The wedding lasted three hours—from set-up, through the ceremony, pictures, dancing, and eating—and everyone was well-ensconced in their various homes before lockdown, which began at 2 PM that same day!
This is who we are, and this is what we do. When we were forced to flee due to various pogroms, we fled and prospered. When we were unable to secure employment due to our last names, we either shortened our names or built our own businesses. When we left occupied Poland in the early 1940s, marriages were quickly performed, and off we went—much like our COVID patio wedding. Necessary, short, meaningful, and complete.
Sadly, too, when there is a terrorist attack in Israel, we mourn our dead, sweep up the rubble, and rebuild immediately. This is who we are. This is what we do. When our sons and daughters are required to defend our country, gun in hand, for the first tender years of their young adult lives, this we also do. This is who we are. We are vigorous, and we are resilient. We value life, and we live it to its fullest, even in dampened circumstances.
Jews are the original lemonade makers, having learned from all kinds of lemons that life and other nations and disparaging circumstances have thrown our way. We have learned not only to make lemonade but lemon cake, as well. Enough for everyone! This is our ethos. This is our strength.
The God who has allowed us to be wounded, rejected, unwanted, and alienated has deepened our collective character with resolve, creativity, and strength. We live in community, and there is always someone to help. We need never be alone, even when we may want to be!

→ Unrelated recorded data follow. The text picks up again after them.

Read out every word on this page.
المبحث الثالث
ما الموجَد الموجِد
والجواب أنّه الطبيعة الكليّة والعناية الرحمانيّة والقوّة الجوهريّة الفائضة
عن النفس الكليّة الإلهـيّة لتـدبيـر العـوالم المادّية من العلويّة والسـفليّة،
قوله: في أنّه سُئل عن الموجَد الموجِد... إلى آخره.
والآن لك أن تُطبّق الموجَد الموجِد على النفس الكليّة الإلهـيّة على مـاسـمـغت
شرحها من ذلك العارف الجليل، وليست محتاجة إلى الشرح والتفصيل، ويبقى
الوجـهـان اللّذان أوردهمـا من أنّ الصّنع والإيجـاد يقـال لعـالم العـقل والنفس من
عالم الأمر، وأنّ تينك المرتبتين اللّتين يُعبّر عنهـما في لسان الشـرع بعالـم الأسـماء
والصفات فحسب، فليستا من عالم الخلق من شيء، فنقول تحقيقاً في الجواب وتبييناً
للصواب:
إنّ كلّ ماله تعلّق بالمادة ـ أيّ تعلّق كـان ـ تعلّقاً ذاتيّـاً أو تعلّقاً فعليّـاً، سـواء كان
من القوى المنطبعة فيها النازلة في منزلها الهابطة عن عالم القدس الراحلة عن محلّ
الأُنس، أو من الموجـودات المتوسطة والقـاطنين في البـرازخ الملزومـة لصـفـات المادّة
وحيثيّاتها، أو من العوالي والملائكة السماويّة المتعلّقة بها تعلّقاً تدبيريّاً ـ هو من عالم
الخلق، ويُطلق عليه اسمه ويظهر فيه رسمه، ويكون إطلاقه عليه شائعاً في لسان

So, the happy couple is now spending an extended honeymoon during a lockdown. I am sure they are not bothered. Due to the lockdown, I have had time to write this article, which I hope has been encouraging during these uncertain times.
In truth, life has always been uncertain. It has taken something like this pandemic to remind us of that fact. We don’t have a great deal on which we can rely. Perhaps part of this time’s purpose is to be learning to seize the day and trying to provide some happiness and joy on the way. Be flexible. Never give up. In this way, we will be victorious.
This is what we can do and will do. This is who we are.